Dlaczego rynek podzespołów zwariował? Tłumaczymy od początku
Przede wszystkim ważne, że ten artykuł powstał, ale w skrócie to wszystko podrożało bo zwiększył się popyt na produkty a firmy robiły niewystraczającą ilość.
Wystarczyłoby napisać. Dlaczego rynek podzespołów zwariował? Bo komuś to się opłaca. Np. Nvidia odnotowała ogromny przychód, bo ich karty znakomicie się sprzedają.
Bo produkują za mało chipów GPU więc wszystko co zrobi nVidia sprzedaje sie od razu bez specjalnych promocji.
Nie ma spisku a na pewno nie po stronie producentów bo najbardziej sie opłaca sprzedać jak najwięcej sztuk zaspokajając cały istniejący na rynku popyt
Ale twoja wypowiedź jest naiwna :)
Najlepiej to sprawić aby za to samo dostać jeszcze więcej. Skoro są takie problemy z produkcją to skąd takie rekordowe zyski? Oczywiście, że Nvidia ma swoją działkę w tej sprawie. Każdy powód jest dobry aby podnieść ceny. To ich interesuje, nie są organizacją pożytku publicznego.

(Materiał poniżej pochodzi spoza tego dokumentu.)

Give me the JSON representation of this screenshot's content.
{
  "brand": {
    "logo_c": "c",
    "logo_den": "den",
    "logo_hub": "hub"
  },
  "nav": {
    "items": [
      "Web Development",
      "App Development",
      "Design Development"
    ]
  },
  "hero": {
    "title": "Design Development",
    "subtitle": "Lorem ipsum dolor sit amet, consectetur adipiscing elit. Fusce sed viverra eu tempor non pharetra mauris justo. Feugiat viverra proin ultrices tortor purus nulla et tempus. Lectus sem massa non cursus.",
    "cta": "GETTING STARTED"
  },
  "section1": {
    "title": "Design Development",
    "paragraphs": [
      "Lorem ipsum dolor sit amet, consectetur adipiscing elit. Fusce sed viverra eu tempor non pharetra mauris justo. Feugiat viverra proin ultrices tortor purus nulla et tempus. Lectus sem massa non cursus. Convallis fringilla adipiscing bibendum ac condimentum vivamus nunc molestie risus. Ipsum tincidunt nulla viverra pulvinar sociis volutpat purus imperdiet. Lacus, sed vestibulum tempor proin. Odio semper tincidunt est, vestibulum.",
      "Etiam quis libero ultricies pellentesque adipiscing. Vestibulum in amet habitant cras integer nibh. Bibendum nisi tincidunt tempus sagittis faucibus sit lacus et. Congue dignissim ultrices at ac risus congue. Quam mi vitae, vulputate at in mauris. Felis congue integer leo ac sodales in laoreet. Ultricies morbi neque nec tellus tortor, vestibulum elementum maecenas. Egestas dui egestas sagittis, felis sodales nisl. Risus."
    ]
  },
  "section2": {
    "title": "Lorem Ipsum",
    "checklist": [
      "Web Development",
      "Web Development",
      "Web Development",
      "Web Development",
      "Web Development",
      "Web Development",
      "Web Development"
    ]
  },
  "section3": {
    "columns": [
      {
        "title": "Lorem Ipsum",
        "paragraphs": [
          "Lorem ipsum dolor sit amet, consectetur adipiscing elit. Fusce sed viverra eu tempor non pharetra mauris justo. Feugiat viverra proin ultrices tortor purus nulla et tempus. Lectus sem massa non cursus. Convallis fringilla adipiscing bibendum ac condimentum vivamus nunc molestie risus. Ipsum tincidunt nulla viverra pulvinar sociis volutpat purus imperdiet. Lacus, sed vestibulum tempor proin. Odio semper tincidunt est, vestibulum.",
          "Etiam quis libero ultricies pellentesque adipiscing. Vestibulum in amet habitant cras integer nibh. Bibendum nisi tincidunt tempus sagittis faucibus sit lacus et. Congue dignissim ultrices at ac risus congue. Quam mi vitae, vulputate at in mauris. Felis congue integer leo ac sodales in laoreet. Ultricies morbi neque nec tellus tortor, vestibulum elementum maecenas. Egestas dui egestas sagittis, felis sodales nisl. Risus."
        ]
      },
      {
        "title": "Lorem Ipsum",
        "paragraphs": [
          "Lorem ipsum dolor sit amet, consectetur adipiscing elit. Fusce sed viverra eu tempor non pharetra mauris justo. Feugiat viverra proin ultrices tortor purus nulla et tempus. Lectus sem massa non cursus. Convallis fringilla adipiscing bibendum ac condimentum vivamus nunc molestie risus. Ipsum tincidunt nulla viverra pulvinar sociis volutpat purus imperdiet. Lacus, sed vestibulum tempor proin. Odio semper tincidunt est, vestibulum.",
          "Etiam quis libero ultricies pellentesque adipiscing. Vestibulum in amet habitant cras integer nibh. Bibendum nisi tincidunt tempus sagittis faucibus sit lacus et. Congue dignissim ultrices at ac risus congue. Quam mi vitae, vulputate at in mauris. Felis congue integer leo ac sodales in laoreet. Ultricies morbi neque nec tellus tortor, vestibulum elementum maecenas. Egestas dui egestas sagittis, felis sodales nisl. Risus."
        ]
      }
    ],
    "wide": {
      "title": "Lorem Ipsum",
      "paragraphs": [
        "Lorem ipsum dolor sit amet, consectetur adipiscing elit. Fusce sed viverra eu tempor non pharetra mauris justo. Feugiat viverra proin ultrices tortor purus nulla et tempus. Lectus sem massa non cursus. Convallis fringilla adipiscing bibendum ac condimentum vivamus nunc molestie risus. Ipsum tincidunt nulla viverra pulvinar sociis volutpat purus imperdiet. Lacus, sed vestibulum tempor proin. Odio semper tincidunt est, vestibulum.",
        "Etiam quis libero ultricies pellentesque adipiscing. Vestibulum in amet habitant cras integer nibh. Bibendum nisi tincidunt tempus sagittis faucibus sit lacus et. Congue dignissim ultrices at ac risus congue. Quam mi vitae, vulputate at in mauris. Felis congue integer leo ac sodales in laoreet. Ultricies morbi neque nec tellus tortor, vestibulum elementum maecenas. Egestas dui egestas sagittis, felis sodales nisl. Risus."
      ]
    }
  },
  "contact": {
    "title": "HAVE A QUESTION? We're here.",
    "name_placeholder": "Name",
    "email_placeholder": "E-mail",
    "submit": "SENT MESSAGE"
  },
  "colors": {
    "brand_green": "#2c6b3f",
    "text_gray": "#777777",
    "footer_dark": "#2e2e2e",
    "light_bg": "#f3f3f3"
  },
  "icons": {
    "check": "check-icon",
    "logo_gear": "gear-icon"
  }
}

Jak tak dalej pójdzie że nvidia będzie sprzedawać karty graficzne głównie górnikom to stracą zaufanie graczy i tyle z tego będzie
Największy wzrost ceny jest już po opuszczeniu fabryki u firm trzecich jak gigabyte, palit, evega itd, zarabiają na tym sklepy, skalperzy, górnicy
Ale skoro oni nabijają sobie takie marże to przecież nvidia nie zostanie w tyle, mają duże pole do podwyżki. Podstawowe prawo rynku, jak popyt przewyższa podaż to ceny rosną. Na pewno nie będzie im śpieszno do powrotu do dawnych cen.
To bez znaczenia.
Brakuje punktu z Januszami biznesu, a ponad połowę punktów z artykułu można wyrzucić do kosza bo to oficjalny bełkot korporacji typu winni są kopacze.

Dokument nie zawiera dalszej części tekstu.